George Dupont was born about 1844. Not much is known about Dupont's early life, his family, and how he came to the United States, but documents show that he appears to be educated. He could have possibly been educated by American missionaries before being sent to the United States, or either returning there with them. He arrived at New York in 1859, before settling at Jersey City, New Jersey. When the American Civil War began, Dupont joined Company B of the 13th New Jersey Volunteer Infantry on August 12, 1862. His physical description in his enlistment papers is "5'6" black hair and eyes and a dark complexion."

=== Participation in the Civil War ===
After joining the New Jersey Volunteer Infantry, Dupont fought in major battles throughout the war. He went through the Battle of Antietam, the Battle of Chancellorsville, and the Battle of Gettysburg without any major injuries. However, after the Battle of Gettysburg, he fell ill and was hospitalized near Alexandria, Virginia, during the summer and fall of 1863. He was wounded several times during the war. After his recovery, he became slightly wounded after taking part in the Battle of Resaca, but did not require any hospitalization. A month later, he was wounded again, this time severely, after engaging in the Battle of Kolb's Farm. He recovered from the wound in 1865, after the war came to its end.

=== After the Civil War ===
Dupont was discharged at Louisville, Kentucky. After leaving the army, he received a government bounty worth 75 Dollars, and a back pay worth 64.30 Dollars. It is unknown whether he returned to Jersey City or not, but he eventually ended up at Philadelphia, where he worked as a clerk for a type foundry on Sansom Street. On August 2, 1869, Dupont became a United States citizen and was granted a passport. He soon left the United States, visiting Japan and China before arriving at Bangkok in 1870. It is unknown why Dupont returned to Siam, an amateur historian speculated that he may have returned because he was satisfied with King Chulalongkorn's reforms. However, this is likely false, since major reforms did not happen until the 1880s.

After returning to Siam, Dupont worked for a newspaper called The Siam Weekly Advertiser. However, his career at the newspaper was cut short when the Siamese Government hired him as a drillmaster for the Army, acknowledging him as a “young man well up in military affairs”. He was hired as a foreign instructor, earning him 50 Dollars a month, a very high wage for a commoner at the time.

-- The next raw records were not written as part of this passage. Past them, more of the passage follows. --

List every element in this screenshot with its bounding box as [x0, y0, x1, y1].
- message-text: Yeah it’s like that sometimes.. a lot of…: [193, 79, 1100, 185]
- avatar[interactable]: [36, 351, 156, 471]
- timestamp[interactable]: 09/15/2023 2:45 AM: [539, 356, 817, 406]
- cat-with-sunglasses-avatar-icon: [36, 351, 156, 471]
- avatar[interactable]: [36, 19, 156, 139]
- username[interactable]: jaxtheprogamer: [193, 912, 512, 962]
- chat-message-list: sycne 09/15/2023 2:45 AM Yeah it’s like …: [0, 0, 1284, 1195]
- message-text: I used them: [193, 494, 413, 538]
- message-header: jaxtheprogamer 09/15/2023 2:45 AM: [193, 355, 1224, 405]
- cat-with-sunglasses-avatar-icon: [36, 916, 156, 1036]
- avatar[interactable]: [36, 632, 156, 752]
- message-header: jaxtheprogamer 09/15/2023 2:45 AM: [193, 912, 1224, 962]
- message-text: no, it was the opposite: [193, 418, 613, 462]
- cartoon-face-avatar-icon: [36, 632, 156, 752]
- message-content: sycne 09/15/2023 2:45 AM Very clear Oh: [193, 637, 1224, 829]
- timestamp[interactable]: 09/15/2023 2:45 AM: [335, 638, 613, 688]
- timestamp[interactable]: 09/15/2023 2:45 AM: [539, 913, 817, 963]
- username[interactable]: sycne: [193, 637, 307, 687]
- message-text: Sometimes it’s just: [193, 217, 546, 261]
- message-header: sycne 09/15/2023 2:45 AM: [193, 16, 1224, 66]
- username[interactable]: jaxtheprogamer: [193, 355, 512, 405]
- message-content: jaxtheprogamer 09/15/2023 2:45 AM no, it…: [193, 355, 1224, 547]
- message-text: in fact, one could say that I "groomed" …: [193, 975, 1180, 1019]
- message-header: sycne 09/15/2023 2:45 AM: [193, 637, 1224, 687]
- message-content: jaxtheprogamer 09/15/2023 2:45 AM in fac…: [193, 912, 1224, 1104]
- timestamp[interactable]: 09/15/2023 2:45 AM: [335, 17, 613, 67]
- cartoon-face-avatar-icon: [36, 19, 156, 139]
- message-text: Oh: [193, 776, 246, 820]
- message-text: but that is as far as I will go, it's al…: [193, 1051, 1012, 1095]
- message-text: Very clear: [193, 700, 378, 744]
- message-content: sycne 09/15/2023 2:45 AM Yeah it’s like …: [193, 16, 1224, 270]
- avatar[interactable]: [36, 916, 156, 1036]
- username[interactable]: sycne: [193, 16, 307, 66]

Dupont left his military career and became a timber dealer, travelling by boat throughout the kingdom's rivers. In November 1889, he was attacked by thieves while resting on his boat at Mueng Sawankhalok. He ended up being shot through both of his feet, leading to an American newspaper calling the incident "an outrage upon…an American citizen, residing in Bangkok, Siam committed on his person by subjects of the King of Siam." He applied for a military pension in 1891 after the injuries rendered him unable to work. He later received a 12 dollars per month pension as a United States citizen, even though his injuries were not war-related.

Dupont was married in early 1900. However, he soon died of heart disease on July 18 of the same year. He is buried at grave 720, Block C, at the Bangkok Protestant Cemetery.